Melihat keadaan orang-orang yang lemah iman dan akalnya ini, beberapa orang ulama di kalangan Bani Israil kembali menyampaikan nasihat mereka. Allah subhanahu wa ta’ala berfirman,
وَقَالَ ٱلَّذِينَ أُوتُواْ ٱلۡعِلۡمَ وَيۡلَكُمۡ ثَوَابُ ٱللَّهِ خَيۡرٌ لِّمَنۡ ءَامَنَ وَعَمِلَ صَٰلِحًاۚ وَلَا يُلَقَّىٰهَآ إِلَّا ٱلصَّٰبِرُونَ
“Berkatalah orang-orang yang dianugerahi ilmu, ‘Kecelakaan yang besarlah bagimu, pahala Allah adalah lebih baik bagi orang-orang yang beriman dan beramal saleh, serta tidak diperoleh pahala itu melainkan oleh orang-orang yang sabar.” (al-Qashash: 80)
Orang-orang yang berilmu ini mengingatkan saudara-saudara mereka agar mengharapkan apa yang ada di sisi Allah subhanahu a ta’ala, merasa mulia dengan pahala-Nya. Bahkan, pahala yang disegerakan berupa kenikmatan beribadah kepada Allah, senantiasa kembali kepada-Nya, dan pahala yang disediakan di akhirat, adalah jauh lebih baik daripada yang mereka mimpikan, berupa dunia dan kesenangannya.
Baca juga: Kemurnian Agama Terjaga dengan Peringatan Ulama
Akan tetapi, tidak semua yang mengerti mana yang lebih baik kemudian mau mendahulukannya daripada sesuatu yang lebih rendah. Semua itu hanya dapat dilaksanakan oleh orang-orang yang mendapat taufik, yaitu orang-orang yang sabar. Sabar di atas ketaatan kepada Allah subhanahu wa ta’ala, sabar (menahan diri) dari kemaksiatan, dan sabar menghadapi takdir yang menyakitkan.
Setelah kejahatan dan sikap melampaui batas Qarun sampai pada puncaknya, bahkan nasihat dan peringatan tidak lagi berguna, dunia pun semakin indah berhias untuknya, rasa bangga semakin membuatnya besar kepala, datanglah azab Allah subhanahu wa ta’ala menimpanya.

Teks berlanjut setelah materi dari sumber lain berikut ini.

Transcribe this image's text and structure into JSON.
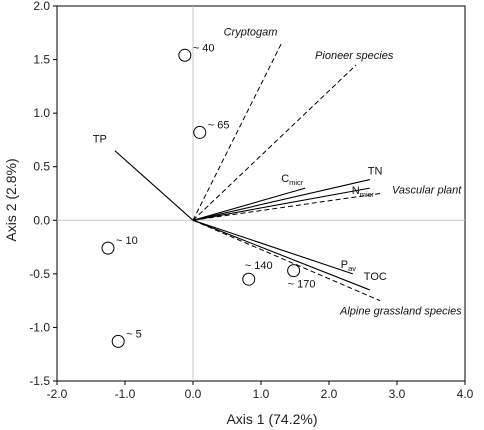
{
  "chart_data": {
    "type": "scatter",
    "subtype": "biplot",
    "xlabel": "Axis 1 (74.2%)",
    "ylabel": "Axis 2 (2.8%)",
    "xlim": [
      -2.0,
      4.0
    ],
    "ylim": [
      -1.5,
      2.0
    ],
    "xticks": [
      "-2.0",
      "-1.0",
      "0.0",
      "1.0",
      "2.0",
      "3.0",
      "4.0"
    ],
    "yticks": [
      "-1.5",
      "-1.0",
      "-0.5",
      "0.0",
      "0.5",
      "1.0",
      "1.5",
      "2.0"
    ],
    "xtick_values": [
      -2,
      -1,
      0,
      1,
      2,
      3,
      4
    ],
    "ytick_values": [
      -1.5,
      -1,
      -0.5,
      0,
      0.5,
      1,
      1.5,
      2
    ],
    "zero_lines": true,
    "points": [
      {
        "label": "~ 40",
        "x": -0.12,
        "y": 1.54
      },
      {
        "label": "~ 65",
        "x": 0.1,
        "y": 0.82
      },
      {
        "label": "~ 10",
        "x": -1.25,
        "y": -0.26
      },
      {
        "label": "~ 5",
        "x": -1.1,
        "y": -1.13
      },
      {
        "label": "~ 140",
        "x": 0.82,
        "y": -0.55
      },
      {
        "label": "~ 170",
        "x": 1.48,
        "y": -0.47
      }
    ],
    "vectors_solid": [
      {
        "name": "TP",
        "sub": "",
        "x": -1.15,
        "y": 0.65
      },
      {
        "name": "TN",
        "sub": "",
        "x": 2.6,
        "y": 0.38
      },
      {
        "name": "C",
        "sub": "micr",
        "x": 1.65,
        "y": 0.3
      },
      {
        "name": "N",
        "sub": "micr",
        "x": 2.6,
        "y": 0.3
      },
      {
        "name": "P",
        "sub": "av",
        "x": 2.35,
        "y": -0.5
      },
      {
        "name": "TOC",
        "sub": "",
        "x": 2.6,
        "y": -0.65
      }
    ],
    "vectors_dashed": [
      {
        "name": "Cryptogam",
        "x": 1.3,
        "y": 1.65
      },
      {
        "name": "Pioneer species",
        "x": 2.4,
        "y": 1.45
      },
      {
        "name": "Vascular plant",
        "x": 2.75,
        "y": 0.25
      },
      {
        "name": "Alpine grassland species",
        "x": 2.75,
        "y": -0.75
      }
    ]
  }
}
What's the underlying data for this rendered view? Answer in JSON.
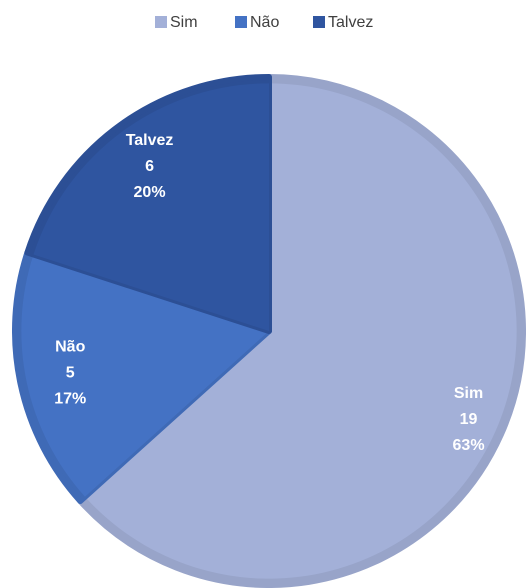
{
  "chart_data": {
    "type": "pie",
    "categories": [
      "Sim",
      "Não",
      "Talvez"
    ],
    "values": [
      19,
      5,
      6
    ],
    "percentages": [
      63,
      17,
      20
    ],
    "percentage_labels": [
      "63%",
      "17%",
      "20%"
    ],
    "colors": [
      "#a3b0d8",
      "#4472c4",
      "#2f55a0"
    ],
    "legend": "top"
  }
}
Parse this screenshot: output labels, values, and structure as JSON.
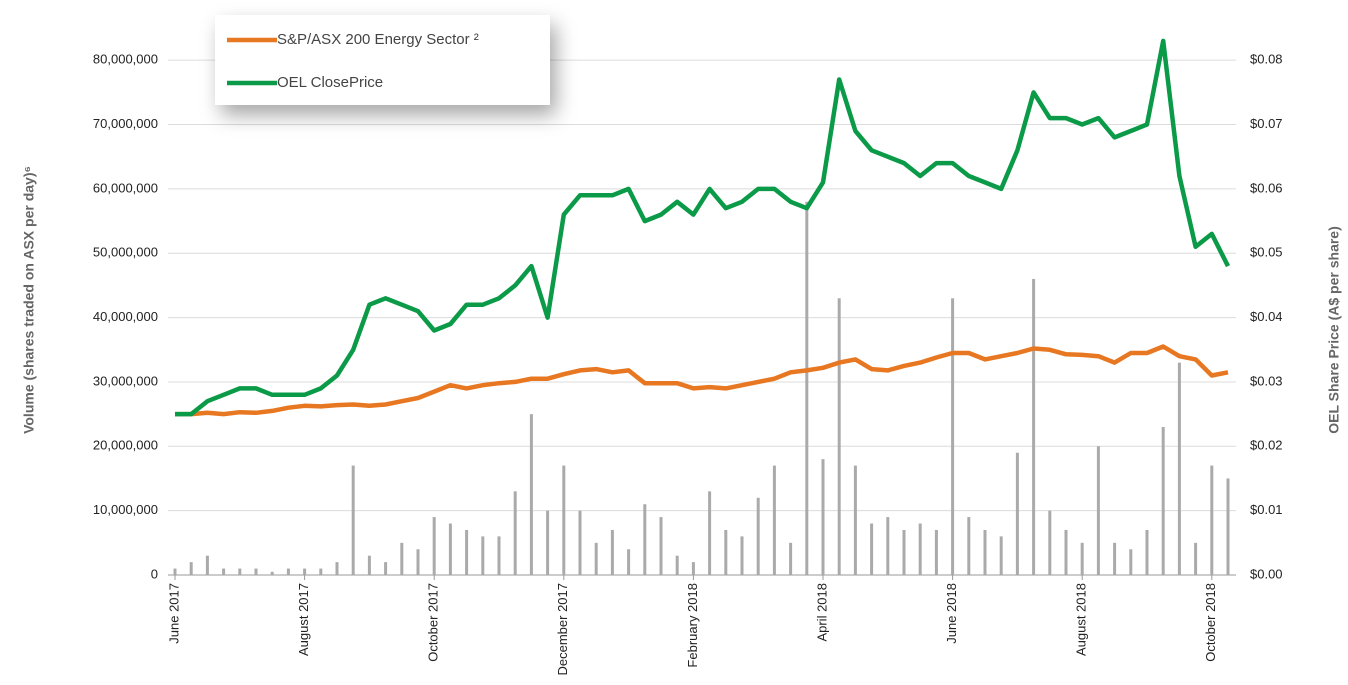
{
  "chart_data": {
    "type": "combo",
    "y_label": "Volume (shares traded on ASX per day)⁶",
    "y2_label": "OEL Share Price (A$ per share)",
    "categories": [
      "June 2017",
      null,
      null,
      null,
      null,
      null,
      null,
      null,
      "August 2017",
      null,
      null,
      null,
      null,
      null,
      null,
      null,
      "October 2017",
      null,
      null,
      null,
      null,
      null,
      null,
      null,
      "December 2017",
      null,
      null,
      null,
      null,
      null,
      null,
      null,
      "February 2018",
      null,
      null,
      null,
      null,
      null,
      null,
      null,
      "April 2018",
      null,
      null,
      null,
      null,
      null,
      null,
      null,
      "June 2018",
      null,
      null,
      null,
      null,
      null,
      null,
      null,
      "August 2018",
      null,
      null,
      null,
      null,
      null,
      null,
      null,
      "October 2018",
      null
    ],
    "ylim": [
      0,
      85000000
    ],
    "yticks": [
      0,
      {
        "value": 10000000,
        "label": "10,000,000"
      },
      {
        "value": 20000000,
        "label": "20,000,000"
      },
      {
        "value": 30000000,
        "label": "30,000,000"
      },
      {
        "value": 40000000,
        "label": "40,000,000"
      },
      {
        "value": 50000000,
        "label": "50,000,000"
      },
      {
        "value": 60000000,
        "label": "60,000,000"
      },
      {
        "value": 70000000,
        "label": "70,000,000"
      },
      {
        "value": 80000000,
        "label": "80,000,000"
      }
    ],
    "y2lim": [
      0,
      0.085
    ],
    "y2ticks": [
      {
        "value": 0,
        "label": "$0.00"
      },
      {
        "value": 0.01,
        "label": "$0.01"
      },
      {
        "value": 0.02,
        "label": "$0.02"
      },
      {
        "value": 0.03,
        "label": "$0.03"
      },
      {
        "value": 0.04,
        "label": "$0.04"
      },
      {
        "value": 0.05,
        "label": "$0.05"
      },
      {
        "value": 0.06,
        "label": "$0.06"
      },
      {
        "value": 0.07,
        "label": "$0.07"
      },
      {
        "value": 0.08,
        "label": "$0.08"
      }
    ],
    "grid": true,
    "legend": "top-left",
    "series": [
      {
        "type": "bar",
        "color": "#aaaaaa",
        "values": [
          1000000,
          2000000,
          3000000,
          1000000,
          1000000,
          1000000,
          500000,
          1000000,
          1000000,
          1000000,
          2000000,
          17000000,
          3000000,
          2000000,
          5000000,
          4000000,
          9000000,
          8000000,
          7000000,
          6000000,
          6000000,
          13000000,
          25000000,
          10000000,
          17000000,
          10000000,
          5000000,
          7000000,
          4000000,
          11000000,
          9000000,
          3000000,
          2000000,
          13000000,
          7000000,
          6000000,
          12000000,
          17000000,
          5000000,
          58000000,
          18000000,
          43000000,
          17000000,
          8000000,
          9000000,
          7000000,
          8000000,
          7000000,
          43000000,
          9000000,
          7000000,
          6000000,
          19000000,
          46000000,
          10000000,
          7000000,
          5000000,
          20000000,
          5000000,
          4000000,
          7000000,
          23000000,
          33000000,
          5000000,
          17000000,
          15000000
        ]
      },
      {
        "type": "line",
        "axis": "y2",
        "name": "S&P/ASX 200 Energy Sector ²",
        "color": "#e87722",
        "values": [
          0.025,
          0.025,
          0.0252,
          0.025,
          0.0253,
          0.0252,
          0.0255,
          0.026,
          0.0263,
          0.0262,
          0.0264,
          0.0265,
          0.0263,
          0.0265,
          0.027,
          0.0275,
          0.0285,
          0.0295,
          0.029,
          0.0295,
          0.0298,
          0.03,
          0.0305,
          0.0305,
          0.0312,
          0.0318,
          0.032,
          0.0315,
          0.0318,
          0.0298,
          0.0298,
          0.0298,
          0.029,
          0.0292,
          0.029,
          0.0295,
          0.03,
          0.0305,
          0.0315,
          0.0318,
          0.0322,
          0.033,
          0.0335,
          0.032,
          0.0318,
          0.0325,
          0.033,
          0.0338,
          0.0345,
          0.0345,
          0.0335,
          0.034,
          0.0345,
          0.0352,
          0.035,
          0.0343,
          0.0342,
          0.034,
          0.033,
          0.0345,
          0.0345,
          0.0355,
          0.034,
          0.0335,
          0.031,
          0.0315
        ]
      },
      {
        "type": "line",
        "axis": "y2",
        "name": "OEL ClosePrice",
        "color": "#0a9a48",
        "values": [
          0.025,
          0.025,
          0.027,
          0.028,
          0.029,
          0.029,
          0.028,
          0.028,
          0.028,
          0.029,
          0.031,
          0.035,
          0.042,
          0.043,
          0.042,
          0.041,
          0.038,
          0.039,
          0.042,
          0.042,
          0.043,
          0.045,
          0.048,
          0.04,
          0.056,
          0.059,
          0.059,
          0.059,
          0.06,
          0.055,
          0.056,
          0.058,
          0.056,
          0.06,
          0.057,
          0.058,
          0.06,
          0.06,
          0.058,
          0.057,
          0.061,
          0.077,
          0.069,
          0.066,
          0.065,
          0.064,
          0.062,
          0.064,
          0.064,
          0.062,
          0.061,
          0.06,
          0.066,
          0.075,
          0.071,
          0.071,
          0.07,
          0.071,
          0.068,
          0.069,
          0.07,
          0.083,
          0.062,
          0.051,
          0.053,
          0.048
        ]
      }
    ]
  }
}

Allah subhanahu wa ta’ala berfirman,
فَخَسَفۡنَا بِهِۦ وَبِدَارِهِ ٱلۡأَرۡضَ فَمَا كَانَ لَهُۥ مِن فِئَةٍ يَنصُرُونَهُۥ مِن دُونِ ٱللَّهِ وَمَا كَانَ مِنَ ٱلۡمُنتَصِرِينَ
“Maka Kami benamkan Qarun beserta rumahnya ke dalam bumi. Maka tidak ada baginya suatu golongan pun yang menolongnya dari azab Allah. Dan tiadalah ia termasuk orang-orang (yang dapat) membela (dirinya).” (al-Qashash: 81)
Inilah balasan yang setimpal baginya. Ketika dia mengangkat dirinya di atas orang lain tanpa alasan yang haq (benar), Allah subhanahu wa ta’ala merendahkannya serendah-rendahnya. Bahkan, beserta semua yang menjadi sarana kebanggaan dan kesombongannya, yaitu harta dan pengikutnya.
Tidak ada pelayan, kelompok, atau golongan yang menolong dan membelanya ketika azab itu menimpanya. Dia sendiri pun tidak mampu membela dan menyelamatkan dirinya.